Leather is often a byword for luxury. Leather couches, leather handbags, leather interiors… Not only is leather comfortable and aesthetically pleasing, but it’s durable, easy to clean and versatile.
But what leather isn’t is vegan-friendly. Not only do vegans consider leather to be a clear-cut case of animal cruelty, but vegans also point out that leather production is a highly pollutive process. Another concern is that many leather alternatives that are commonly touted as ‘vegan’, such as polyurethane (PU) or polyvinylchloride (PVC) leather, are just as bad for the planet as real leathers they’re made from petrochemicals.
As veganism becomes more and more popular around the globe, luxury brands are starting to pay attention to their demands – with some debuting some rather radical solutions. The latest innovation? French luxury goods purveyor Hermès, who have just announced their first bag made with ‘mushroom leather’.
The iconic 184-year-old brand has teamed up with American start-up MycoWorks to reimagine their popular ‘Victoria’ duffle bag using Sylvania, a material made from mycelium – effectively mushroom roots.

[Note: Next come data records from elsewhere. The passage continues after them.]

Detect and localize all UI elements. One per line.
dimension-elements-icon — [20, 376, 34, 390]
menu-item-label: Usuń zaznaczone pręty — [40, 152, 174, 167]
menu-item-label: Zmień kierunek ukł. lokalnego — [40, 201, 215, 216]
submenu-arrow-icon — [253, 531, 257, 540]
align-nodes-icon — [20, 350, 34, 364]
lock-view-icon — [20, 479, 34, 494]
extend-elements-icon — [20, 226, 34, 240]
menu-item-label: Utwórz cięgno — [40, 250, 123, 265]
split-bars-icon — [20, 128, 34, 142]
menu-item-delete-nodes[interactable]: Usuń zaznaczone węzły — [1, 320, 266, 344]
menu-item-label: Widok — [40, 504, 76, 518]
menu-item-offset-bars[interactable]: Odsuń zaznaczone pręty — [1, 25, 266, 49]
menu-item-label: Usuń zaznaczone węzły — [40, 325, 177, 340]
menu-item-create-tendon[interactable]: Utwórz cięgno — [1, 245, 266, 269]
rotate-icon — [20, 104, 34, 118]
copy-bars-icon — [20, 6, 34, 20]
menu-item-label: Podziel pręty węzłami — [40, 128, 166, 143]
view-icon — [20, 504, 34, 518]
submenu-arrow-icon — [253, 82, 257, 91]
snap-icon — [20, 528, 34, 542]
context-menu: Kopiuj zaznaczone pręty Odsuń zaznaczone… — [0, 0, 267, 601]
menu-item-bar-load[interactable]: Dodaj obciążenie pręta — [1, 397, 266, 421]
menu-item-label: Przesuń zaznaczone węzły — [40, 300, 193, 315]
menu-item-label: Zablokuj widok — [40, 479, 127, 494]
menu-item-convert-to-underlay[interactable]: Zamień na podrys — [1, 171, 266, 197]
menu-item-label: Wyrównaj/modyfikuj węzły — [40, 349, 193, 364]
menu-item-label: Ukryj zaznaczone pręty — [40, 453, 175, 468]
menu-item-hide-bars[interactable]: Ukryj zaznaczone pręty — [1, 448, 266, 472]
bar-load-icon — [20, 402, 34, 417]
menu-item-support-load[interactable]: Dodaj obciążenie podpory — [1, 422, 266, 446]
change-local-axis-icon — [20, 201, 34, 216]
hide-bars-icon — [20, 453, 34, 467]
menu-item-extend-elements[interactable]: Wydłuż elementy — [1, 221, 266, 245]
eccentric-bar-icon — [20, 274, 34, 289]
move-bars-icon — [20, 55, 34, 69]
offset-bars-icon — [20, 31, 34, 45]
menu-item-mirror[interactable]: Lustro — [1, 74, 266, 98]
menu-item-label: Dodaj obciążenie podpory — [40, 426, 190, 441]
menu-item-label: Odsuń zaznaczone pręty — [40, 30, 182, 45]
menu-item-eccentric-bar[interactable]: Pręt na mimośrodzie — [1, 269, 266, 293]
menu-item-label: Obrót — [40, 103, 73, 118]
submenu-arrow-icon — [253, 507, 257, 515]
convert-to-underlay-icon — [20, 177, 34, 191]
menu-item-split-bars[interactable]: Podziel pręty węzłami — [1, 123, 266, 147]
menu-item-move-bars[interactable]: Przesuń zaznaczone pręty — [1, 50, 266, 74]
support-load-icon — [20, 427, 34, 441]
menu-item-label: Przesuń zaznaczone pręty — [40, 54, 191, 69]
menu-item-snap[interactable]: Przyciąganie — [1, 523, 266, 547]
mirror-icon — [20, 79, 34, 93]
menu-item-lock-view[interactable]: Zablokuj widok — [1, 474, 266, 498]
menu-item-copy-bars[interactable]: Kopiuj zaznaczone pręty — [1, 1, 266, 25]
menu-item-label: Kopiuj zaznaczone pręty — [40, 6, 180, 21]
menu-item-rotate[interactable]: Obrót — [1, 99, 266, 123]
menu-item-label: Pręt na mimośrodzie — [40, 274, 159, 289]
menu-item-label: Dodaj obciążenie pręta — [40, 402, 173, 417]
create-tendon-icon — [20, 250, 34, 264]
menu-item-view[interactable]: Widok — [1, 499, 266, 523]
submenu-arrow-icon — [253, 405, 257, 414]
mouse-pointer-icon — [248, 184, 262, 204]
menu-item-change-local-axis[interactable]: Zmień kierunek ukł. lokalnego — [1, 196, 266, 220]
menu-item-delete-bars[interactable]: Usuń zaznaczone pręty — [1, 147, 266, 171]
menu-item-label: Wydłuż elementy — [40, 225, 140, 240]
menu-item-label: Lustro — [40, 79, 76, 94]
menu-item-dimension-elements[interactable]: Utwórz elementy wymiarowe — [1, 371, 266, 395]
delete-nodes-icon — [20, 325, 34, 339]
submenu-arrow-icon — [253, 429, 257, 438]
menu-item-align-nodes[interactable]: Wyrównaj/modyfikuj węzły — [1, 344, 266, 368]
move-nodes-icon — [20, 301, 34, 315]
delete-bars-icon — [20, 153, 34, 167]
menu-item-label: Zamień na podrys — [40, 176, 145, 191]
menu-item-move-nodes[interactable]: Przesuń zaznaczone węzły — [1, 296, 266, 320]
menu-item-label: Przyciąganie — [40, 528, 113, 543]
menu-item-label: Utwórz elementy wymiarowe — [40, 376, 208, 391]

The amber, leather-like material is produced in MycoWorks’ California facility, then tanned and finished in France by the Hermès tanners to further refine its strength and durability, and finally shaped in Hermès’ workshops by their skilled artisans.
Victoria bags come in a number of sizes, of which leather examples retail for around 7,000 AUD. Hermès hasn’t said anything about the RRP for this mushroom leather variety as of yet, but we’d be surprised if it was cheaper than real leather.
For such a staid brand, it’s a surprising move. Hermès is world-famous for its bags, which are some of the most in-demand luxury goods on the planet (good luck trying to get your hands on a Birkin). If their influence can make mushroom leather something to covet, it would be a huge win for vegan leather producers and fans.
Not everyone is convinced, however: the Sylvania Victoria bag still uses elements of calfskin, so it’s not totally vegan. Commenters online have also pointed out that Hermès are currently in the process of building Australia’s largest crocodile farm in the Northern Territory, which will supply skins to make handbags and shoes – a move that’s already garnered criticism from vegans and animal welfare groups, The Guardian reports.
Still, it’s a step in the right direction – and proof positive that vegan leather can rival the real thing both functionally and aesthetically.
Other luxury brands experimenting with vegan leathers include Swiss watch manufacturer IWC Schaffhausen, who recently unveiled a line of TimberTex straps, made from a low-impact, paper-based vegan leather; and British luxury car marque Bentley, who has experimented with making car interiors out of vegan grape leather (made of leftovers from the wine industry) from Italian firm Vegea.
The hope is that these vegan innovations lead by high-end brands will trickle down into the mainstream. In the meantime, we’ll have to make do with simply eating mushrooms instead of having bags made out of them. Portobello burger, anyone?